3

Пройдемся по Селу, Аверьян, и я расскажу тебе… Да ты и сам многое увидишь. Вот, замечаю уже, дивишься непостижимому для тебя зрелищу: выше цехов бывшего тарного комбината громоздятся штабеля сработанной им тары: бочки различных емкостей — от икрянок до трехцентнеровых, — ящики под сухой посол рыбы, чаны большие и малые… Громоздкие вороха, горы. Кое-что целое, имеет вроде товарный вид, но многое рассыпалось, превратилось в кучи клепки, досок, ржавых обручей. Понизу, от земли, гниет все это, а то что посуше — жук-древоточец в труху перетирает. И вон, глянь, дорожки к штабелям натоптаны: комбинат производил тару, она старела, разваливалась, и сельчане растаскивали ее по домам на топливо. Зачем заготавливать дрова, если вот они — и подсушенные, и аккуратные, рук о сучки не оцарапаешь? Мальчишки скопом сюда приходили — «взрывать дупеля» (бочки без доньев). Поднимут, ударят о твердое — дупель с грохотом рассыпается. По вечерам из темноты только и слышалось: бух! бух! Пока сторож ловит одних у этого, скажем, штабеля, другие «взрывают» вон у того. Пакостное развлечение (оно называлось еще и «ломать дрова»), хулиганское, что и говорить. Но дети видели, знали: тара никому не нужна — нечего в нее укладывать, некуда ее увозить. Они словно бы мстили взрослым за дурость хозяйственную.
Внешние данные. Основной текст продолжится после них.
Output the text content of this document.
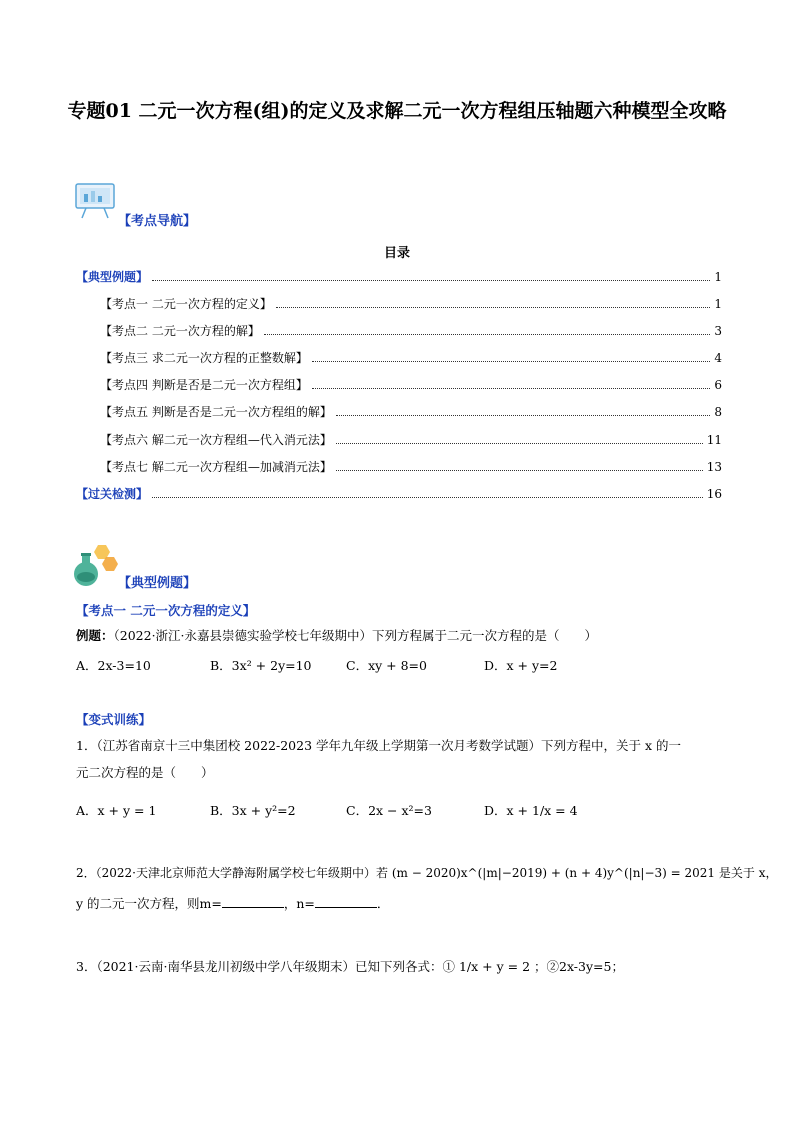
专题01 二元一次方程(组)的定义及求解二元一次方程组压轴题六种模型全攻略
【考点导航】
目录
【典型例题】	1
【考点一 二元一次方程的定义】	1
【考点二 二元一次方程的解】	3
【考点三 求二元一次方程的正整数解】	4
【考点四 判断是否是二元一次方程组】	6
【考点五 判断是否是二元一次方程组的解】	8
【考点六 解二元一次方程组—代入消元法】	11
【考点七 解二元一次方程组—加减消元法】	13
【过关检测】	16
【典型例题】
【考点一 二元一次方程的定义】
例题：（2022·浙江·永嘉县崇德实验学校七年级期中）下列方程属于二元一次方程的是（　　）
A．2x-3=10	B．3x² + 2y=10	C．xy + 8=0	D．x + y=2
【变式训练】
1．（江苏省南京十三中集团校 2022-2023 学年九年级上学期第一次月考数学试题）下列方程中，关于 x 的一
元二次方程的是（　　）
A．x + y = 1	B．3x + y²=2	C．2x − x²=3	D．x + 1/x = 4
2．（2022·天津北京师范大学静海附属学校七年级期中）若 (m − 2020)x^(|m|−2019) + (n + 4)y^(|n|−3) = 2021 是关于 x，
y 的二元一次方程，则m=	，n=	．
3．（2021·云南·南华县龙川初级中学八年级期末）已知下列各式：① 1/x + y = 2 ；②2x-3y=5；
Разор тем и страшен, что разоряет души людей, детские — подавно А «коль нету души, что хочешь пиши». Это твоя пословица, Аверьян. Ты часто ее поминал, по любому случаю: для себя вслух, споря с кем-либо, на уроке, порицая ученика за неприлежность… И всегда это «души — пиши» было к месту, как-то тайно и непонятно смущало и тревожило нас. Помню, даже сон мне приснился: будто я вырос совсем без души и меня всего исписали какими-то нехорошими словами, как заключенного татуировкой. Проснулся, сердце стучит, я его слушаю и думаю: если сердце тоже душа, то значит — я ее не потерял; а если она что-то совсем другое, неощутимое, то как ее сберечь в себе?.. Наверняка, Аверьян, я тебе и сон этот рассказывал, и о душе спрашивал. Мы ведь от тебя ничего не таили.

Но вернемся в сегодняшний день, к бочко- и прочей таре.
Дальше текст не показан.